In an address at the closing of the Congress, Cuban President Miguel Díaz-Canel declared that “you have proposed what is necessary for the Revolution: to revitalize the work of the CDRs, taking as a point of departure its traditional tasks as well as the present problems with which we have to struggle.” He emphasized the value of selecting activists to combat lies and distortions in the social media as well as the need for working with children, adolescents, and youth. He stressed support for increased revolutionary vigilance to struggle against crime, illegalities, corruption, and drugs. He declared that it is important to respond to the deficiencies of the CDRs.
The Cuban President asserted that the CDRs have made history in the vital affairs of the society. During the pandemic, it played an active role in providing supportive labor with respect to centers of isolation and the distribution of food and medicine to persons in a situation of vulnerability.
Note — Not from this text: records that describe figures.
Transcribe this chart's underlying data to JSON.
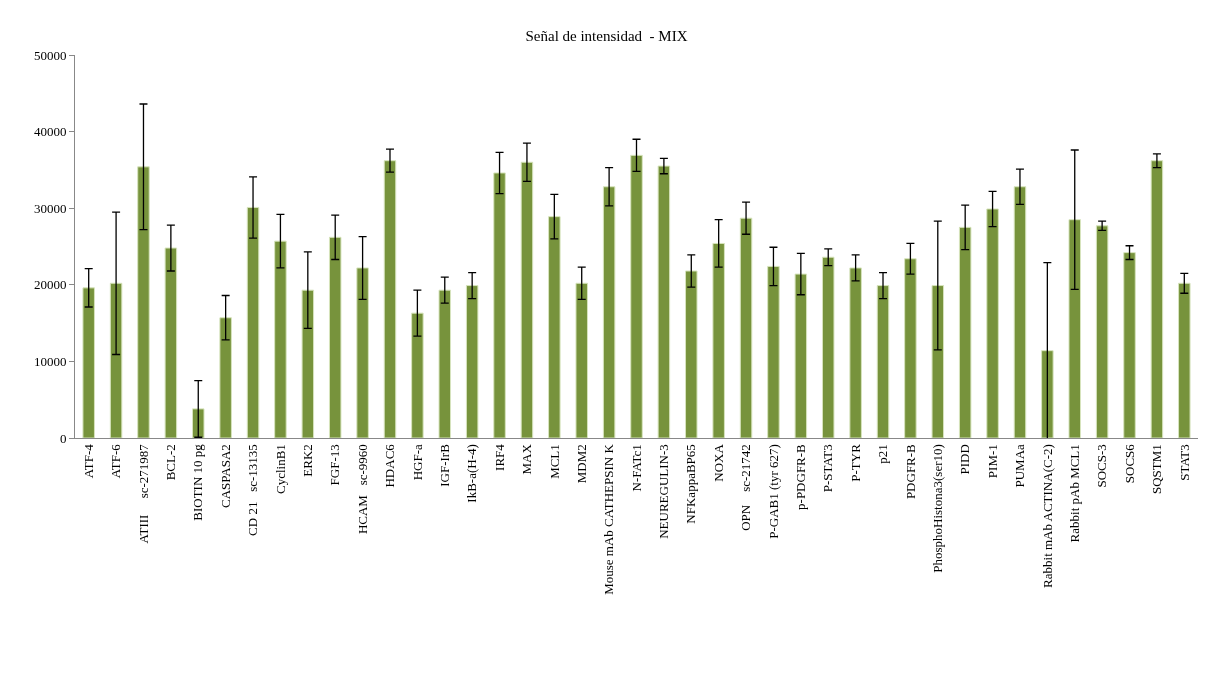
{
  "chart_data": {
    "type": "bar",
    "title": "Señal de intensidad  - MIX",
    "categories": [
      "ATF-4",
      "ATF-6",
      "ATIII     sc-271987",
      "BCL-2",
      "BIOTIN 10 pg",
      "CASPASA2",
      "CD 21   sc-13135",
      "CyclinB1",
      "ERK2",
      "FGF-13",
      "HCAM   sc-9960",
      "HDAC6",
      "HGF-a",
      "IGF-IrB",
      "IkB-a(H-4)",
      "IRF4",
      "MAX",
      "MCL1",
      "MDM2",
      "Mouse mAb CATHEPSIN K",
      "N-FATc1",
      "NEUREGULIN-3",
      "NFKappaBP65",
      "NOXA",
      "OPN    sc-21742",
      "P-GAB1 (tyr 627)",
      "p-PDGFR-B",
      "P-STAT3",
      "P-TYR",
      "p21",
      "PDGFR-B",
      "PhosphoHistona3(ser10)",
      "PIDD",
      "PIM-1",
      "PUMAa",
      "Rabbit mAb ACTINA(C-2)",
      "Rabbit pAb MCL1",
      "SOCS-3",
      "SOCS6",
      "SQSTM1",
      "STAT3"
    ],
    "values": [
      19600,
      20200,
      35400,
      24800,
      3800,
      15700,
      30100,
      25700,
      19300,
      26200,
      22200,
      36200,
      16300,
      19300,
      19900,
      34600,
      36000,
      28900,
      20200,
      32800,
      36900,
      35500,
      21800,
      25400,
      28700,
      22400,
      21400,
      23600,
      22200,
      19900,
      23400,
      19900,
      27500,
      29900,
      32800,
      11400,
      28500,
      27700,
      24200,
      36200,
      20200
    ],
    "errors": [
      2500,
      9300,
      8200,
      3000,
      3700,
      2900,
      4000,
      3500,
      5000,
      2900,
      4100,
      1500,
      3000,
      1700,
      1700,
      2700,
      2500,
      2900,
      2100,
      2500,
      2100,
      1000,
      2100,
      3100,
      2100,
      2500,
      2700,
      1100,
      1700,
      1700,
      2000,
      8400,
      2900,
      2300,
      2300,
      11500,
      9100,
      600,
      900,
      900,
      1300
    ],
    "color": "#77933c",
    "ylim": [
      0,
      50000
    ],
    "yticks": [
      0,
      10000,
      20000,
      30000,
      40000,
      50000
    ],
    "legend": false
  }
}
It also has played an important role in the electoral processes.
Díaz-Canel declared that people’s vigilance continues being the essential activity of the CDRs. He recognized that in recent months new forms of organization of the CDR guards have been employed, adjusting the work to the needs of each place, with greater effectiveness in confronting crimes and social indiscipline, including guarding the seacoasts. In addition, the CDRs recently have promoted food production, encouraging cultivation on small pieces of land; and it has promoted the savings of energy. These activities have been strengthened, and they must be continued and intensified even more.
The Cuban President also stressed the importance of increasing the role of the CDRs in the social media in order to counteract the destabilizing campaigns in the media against the Revolution. The CDRs ought to be more active in bringing to light the reality of Cuban communities.
The Cuban head of state declared that the current moment “is the hour of the province, the municipality, the neighborhood, and the CDR. At the local level, we have to find as many solutions as possible to the problems of food, transportation, attention to the most vulnerable, communication in the social media, confrontation of the illegalities, and all the social problems of the communities.”
At the Congress, Gerardo Hernández was ratified by the delegates as the National Coordinator of the Committees for the Defense of the Revolution, as a consequence of the wide recognition of the positive results of his work, his personal qualities, and the accumulated merits of his life of revolutionary activities. The Congress also elected the National Direction of the CDRs. The National Direction, in its first act, approved the eleven members of the National Executive Secretariat, including Jannys Laffita Hernández, who will attend to Vigilance and Prevention; and Aranelys Barbán Rodríguez, who is responsible for ideology and tasks related to the economy. Julia Ileana Durruty Molina was elected National Vice Coordinator of the CDRs.
The construction of socialism is a long and difficult process, made more difficult by the predictable self-destructive unreasonableness of the world powers. Cuba follows the difficult road of constructing socialism with persistence, commitment, clear understanding, political maturity, and faith in the final definitive triumph.